Kazakh ‘leader of nation’ hails landslide poll win

Veteran Kazakh leader Nursultan Nazarbayev called on Monday his landslide victory in the Central Asian state’s presidential elections “a sensation” and said it proved the country was united behind him.

Seventy-year-old Nazarbayev was reelected with 95.5 percent of the vote on Sunday. The three other candidates each scored less than 3 percent. One of the losing candidates even said he had voted for the incumbent president, who has ruled the former Soviet republic since the late 1980s.

Other opponents complained of a lack of media freedom in the run-up to the election. The Organisation for Security and Cooperation in Europe (OSCE) called on Monday the elections “flawed.” A PACE delegation said that while the polls were also not ideal, they reflected the will of the Kazakh people.

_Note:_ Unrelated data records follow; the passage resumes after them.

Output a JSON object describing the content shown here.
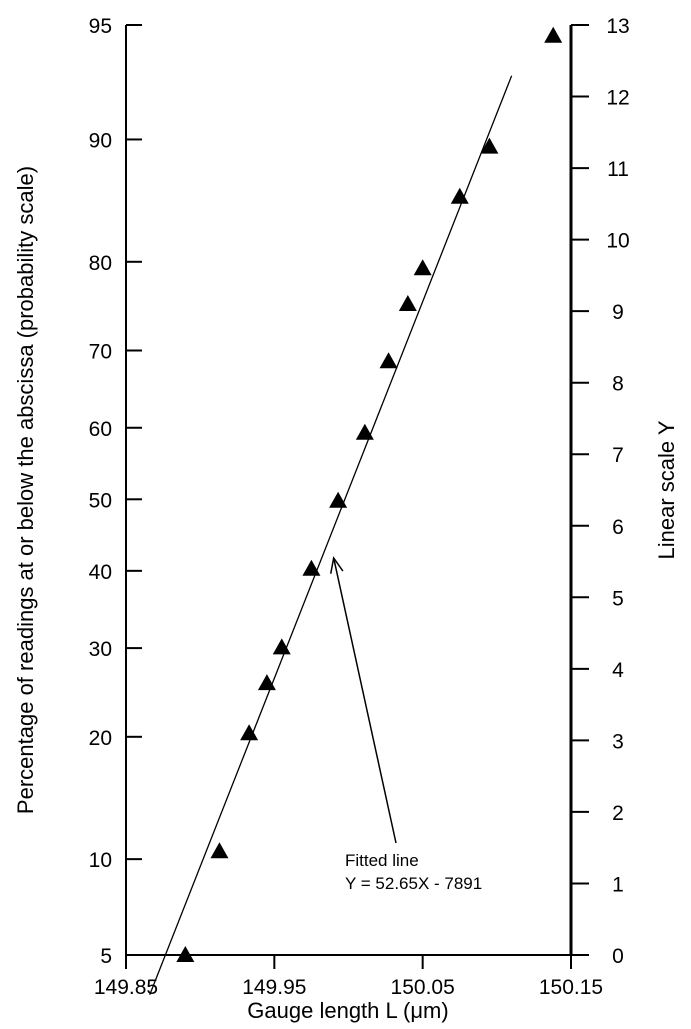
{
  "chart_data": {
    "type": "scatter",
    "title": "",
    "xlabel": "Gauge length L (μm)",
    "ylabel_left": "Percentage of readings at or below the abscissa (probability scale)",
    "ylabel_right": "Linear scale Y",
    "xlim": [
      149.85,
      150.15
    ],
    "x_ticks": [
      "149.85",
      "149.95",
      "150.05",
      "150.15"
    ],
    "left_ticks": [
      {
        "label": "95",
        "y_linear": 13
      },
      {
        "label": "90",
        "y_linear": 11.4
      },
      {
        "label": "80",
        "y_linear": 9.69
      },
      {
        "label": "70",
        "y_linear": 8.45
      },
      {
        "label": "60",
        "y_linear": 7.37
      },
      {
        "label": "50",
        "y_linear": 6.37
      },
      {
        "label": "40",
        "y_linear": 5.37
      },
      {
        "label": "30",
        "y_linear": 4.29
      },
      {
        "label": "20",
        "y_linear": 3.05
      },
      {
        "label": "10",
        "y_linear": 1.34
      },
      {
        "label": "5",
        "y_linear": 0
      }
    ],
    "ylim_right": [
      0,
      13
    ],
    "right_ticks": [
      "0",
      "1",
      "2",
      "3",
      "4",
      "5",
      "6",
      "7",
      "8",
      "9",
      "10",
      "11",
      "12",
      "13"
    ],
    "points": [
      {
        "x": 149.89,
        "y": 0.0
      },
      {
        "x": 149.913,
        "y": 1.45
      },
      {
        "x": 149.933,
        "y": 3.1
      },
      {
        "x": 149.945,
        "y": 3.8
      },
      {
        "x": 149.955,
        "y": 4.3
      },
      {
        "x": 149.975,
        "y": 5.4
      },
      {
        "x": 149.993,
        "y": 6.35
      },
      {
        "x": 150.011,
        "y": 7.3
      },
      {
        "x": 150.027,
        "y": 8.3
      },
      {
        "x": 150.04,
        "y": 9.1
      },
      {
        "x": 150.05,
        "y": 9.6
      },
      {
        "x": 150.075,
        "y": 10.6
      },
      {
        "x": 150.095,
        "y": 11.3
      },
      {
        "x": 150.138,
        "y": 12.85
      }
    ],
    "fit_line": {
      "slope": 52.65,
      "intercept": -7891,
      "x_start": 149.866,
      "x_end": 150.11
    },
    "annotation": {
      "line1": "Fitted line",
      "line2": "Y = 52.65X - 7891",
      "target_x": 149.99,
      "target_y": 5.55
    }
  }
}
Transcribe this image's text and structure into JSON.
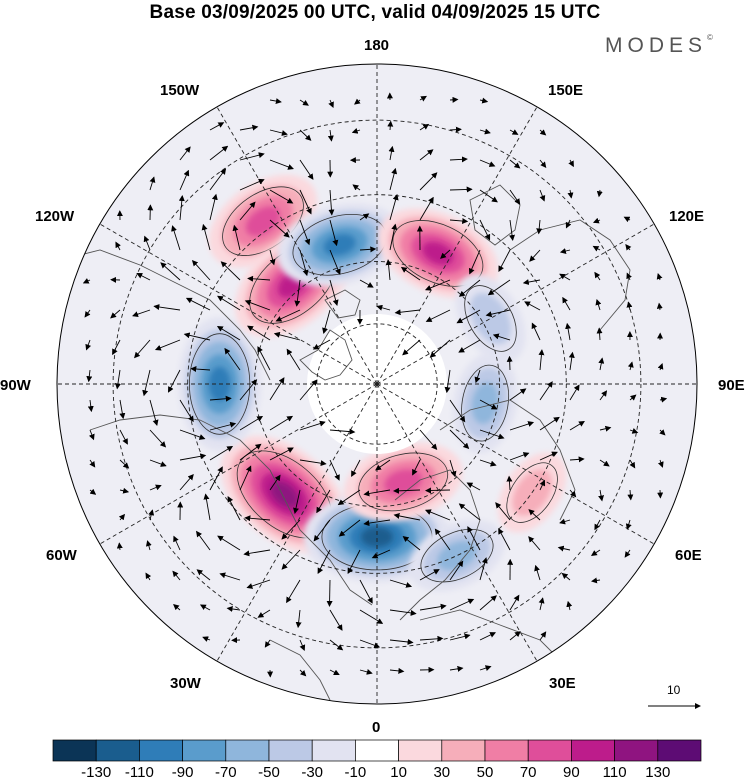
{
  "title": "Base 03/09/2025 00 UTC, valid 04/09/2025 15 UTC",
  "brand": {
    "name": "MODES",
    "mark": "©"
  },
  "map": {
    "projection": "north-polar-stereographic",
    "longitude_labels": [
      "180",
      "150E",
      "120E",
      "90E",
      "60E",
      "30E",
      "0",
      "30W",
      "60W",
      "90W",
      "120W",
      "150W"
    ],
    "vector_reference": {
      "label": "10"
    },
    "anomaly_centers": [
      {
        "name": "atlantic-high",
        "value": 120,
        "lon": -40,
        "lat": 55
      },
      {
        "name": "europe-low",
        "value": -120,
        "lon": 0,
        "lat": 53
      },
      {
        "name": "canada-low",
        "value": -100,
        "lon": -90,
        "lat": 52
      },
      {
        "name": "pacific-high",
        "value": 80,
        "lon": -145,
        "lat": 43
      },
      {
        "name": "alaska-high",
        "value": 100,
        "lon": -140,
        "lat": 58
      },
      {
        "name": "bering-low",
        "value": -90,
        "lon": -165,
        "lat": 55
      },
      {
        "name": "kamchatka-high",
        "value": 90,
        "lon": 155,
        "lat": 55
      },
      {
        "name": "siberia-low",
        "value": -40,
        "lon": 120,
        "lat": 58
      },
      {
        "name": "central-asia-low",
        "value": -50,
        "lon": 80,
        "lat": 63
      },
      {
        "name": "scandinavia-high",
        "value": 80,
        "lon": 15,
        "lat": 65
      },
      {
        "name": "med-low",
        "value": -50,
        "lon": 25,
        "lat": 45
      },
      {
        "name": "caspian-high",
        "value": 30,
        "lon": 55,
        "lat": 45
      }
    ]
  },
  "colorbar": {
    "ticks": [
      "-130",
      "-110",
      "-90",
      "-70",
      "-50",
      "-30",
      "-10",
      "10",
      "30",
      "50",
      "70",
      "90",
      "110",
      "130"
    ],
    "colors": [
      "#0b3456",
      "#1a5d8e",
      "#2f7db8",
      "#5a9ccc",
      "#8fb6dc",
      "#bcc9e6",
      "#e2e3f1",
      "#ffffff",
      "#fbd9de",
      "#f6aeba",
      "#f07ea5",
      "#df4e9a",
      "#bd1c8b",
      "#8f1480",
      "#5d0c74"
    ]
  }
}
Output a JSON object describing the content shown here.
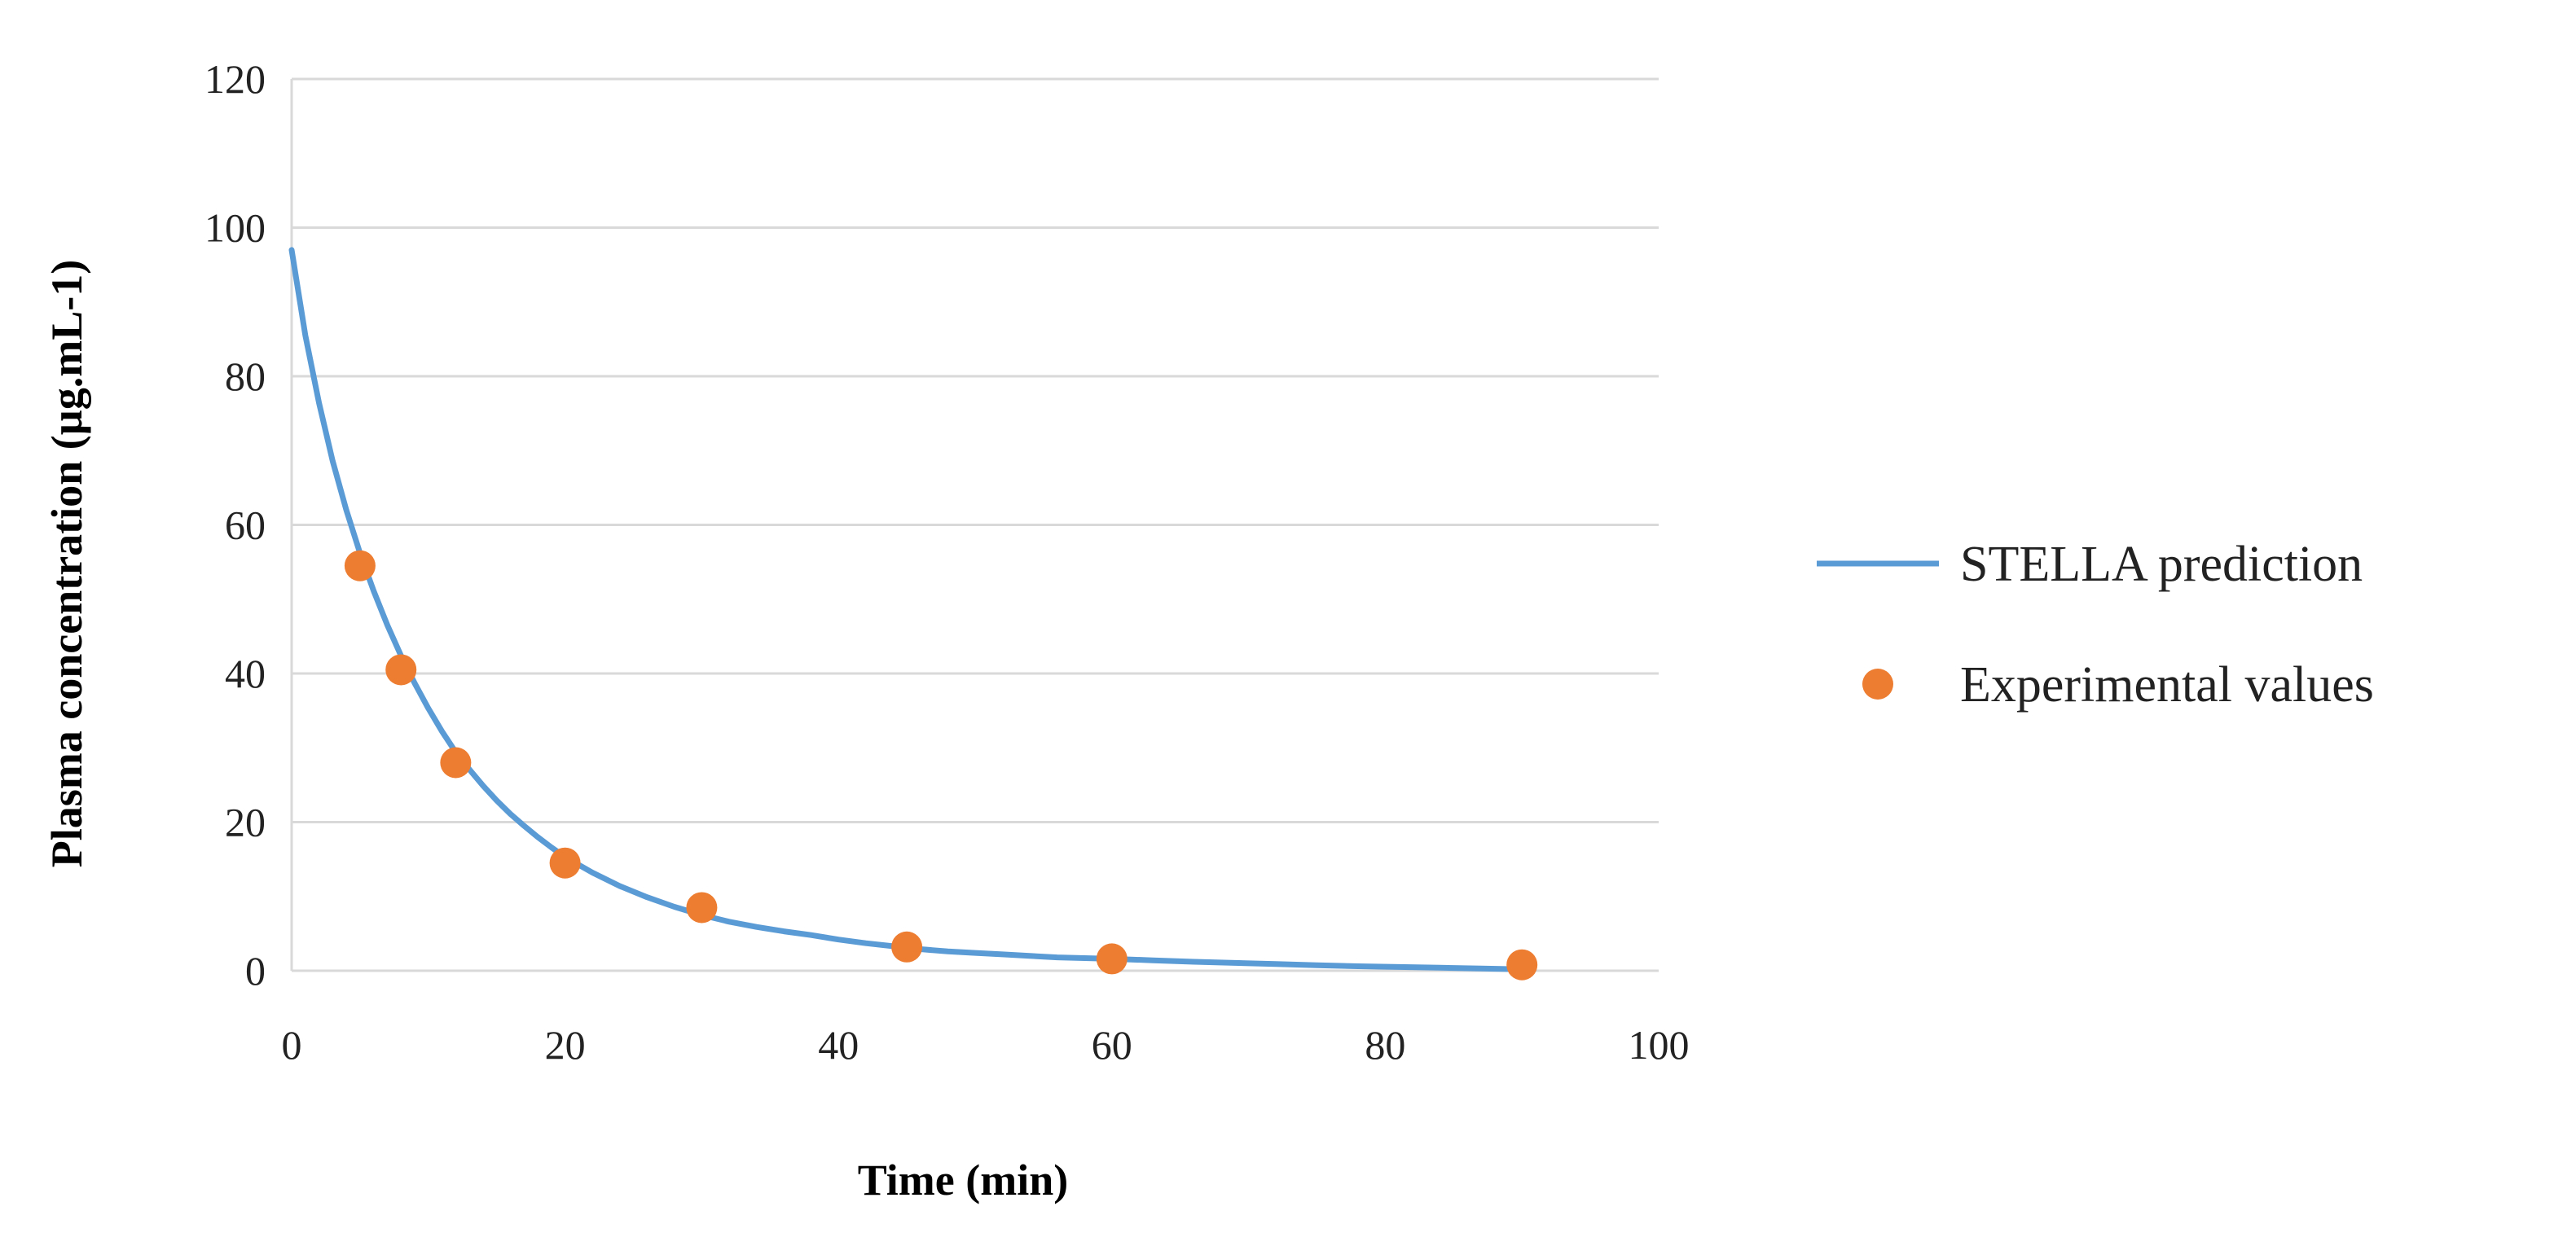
{
  "chart_data": {
    "type": "line",
    "title": "",
    "xlabel": "Time (min)",
    "ylabel": "Plasma concentration (µg.mL-1)",
    "xlim": [
      0,
      100
    ],
    "ylim": [
      0,
      120
    ],
    "x_ticks": [
      "0",
      "20",
      "40",
      "60",
      "80",
      "100"
    ],
    "y_ticks": [
      "0",
      "20",
      "40",
      "60",
      "80",
      "100",
      "120"
    ],
    "grid": "horizontal",
    "legend_position": "right",
    "series": [
      {
        "name": "STELLA prediction",
        "kind": "line",
        "color": "#5b9bd5",
        "x": [
          0,
          1,
          2,
          3,
          4,
          5,
          6,
          7,
          8,
          9,
          10,
          11,
          12,
          13,
          14,
          15,
          16,
          17,
          18,
          19,
          20,
          22,
          24,
          26,
          28,
          30,
          32,
          34,
          36,
          38,
          40,
          42,
          44,
          46,
          48,
          50,
          52,
          54,
          56,
          58,
          60,
          63,
          66,
          69,
          72,
          75,
          78,
          81,
          84,
          87,
          90
        ],
        "y": [
          97,
          85.5,
          76.4,
          68.6,
          62,
          56.2,
          51.1,
          46.5,
          42.4,
          38.7,
          35.3,
          32.2,
          29.4,
          27.1,
          24.9,
          22.9,
          21.1,
          19.5,
          18,
          16.6,
          15.3,
          13.2,
          11.4,
          9.9,
          8.6,
          7.5,
          6.6,
          5.9,
          5.3,
          4.8,
          4.2,
          3.7,
          3.3,
          2.9,
          2.6,
          2.4,
          2.2,
          2,
          1.8,
          1.7,
          1.6,
          1.4,
          1.2,
          1.05,
          0.9,
          0.75,
          0.6,
          0.5,
          0.4,
          0.3,
          0.2
        ]
      },
      {
        "name": "Experimental values",
        "kind": "scatter",
        "color": "#ed7d31",
        "x": [
          5,
          8,
          12,
          20,
          30,
          45,
          60,
          90
        ],
        "y": [
          54.5,
          40.5,
          28,
          14.5,
          8.5,
          3.2,
          1.6,
          0.8
        ]
      }
    ]
  }
}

“More than 90 percent for a candidate…why, this is a sensation for Western countries,” Nazarbayev said at a Forward With The Leader victory rally in the capital, Astana. At the previous poll in 2005, Nazarbayev took 91.2 percent.

“If polls usually divide a nation into various party blocs, we have united. While the word sees bloodshed and ethnic conflict, we – all the ethnic groups and religions of Kazakhstan – are one,” he told jubilant supporters.

There had been little doubt that Nazarbayev – granted the official title of “leader of the nation” by parliament last year – would win another term of office in this largely oil and gas-rich Muslim republic of just over 16 million people.

“I am confident that the incumbent will win, so I voted for him,” ecologist candidate Mels Eleusizov told reporters in former capital Almaty before the results of Sunday’s polls were announced. He added that his family had also voted for Nazarbayev, but left no one any the wiser why he had run against him.

Under a 2007 constitutional amendment there is no limit to the number of terms Nazarbayev may serve. The former Communist Party chief has said he is ready to lead Kazakhstan as long as his health allows and the people need him. He has frequently also called on Kazakh scientists to develop an elixir of youth.

Nazarbayev’s current term was due to run until 2012, but he called early polls after rejecting a parliamentary-backed proposal to scrap the next two elections.

Turnout at the polls was estimated at around 90 percent.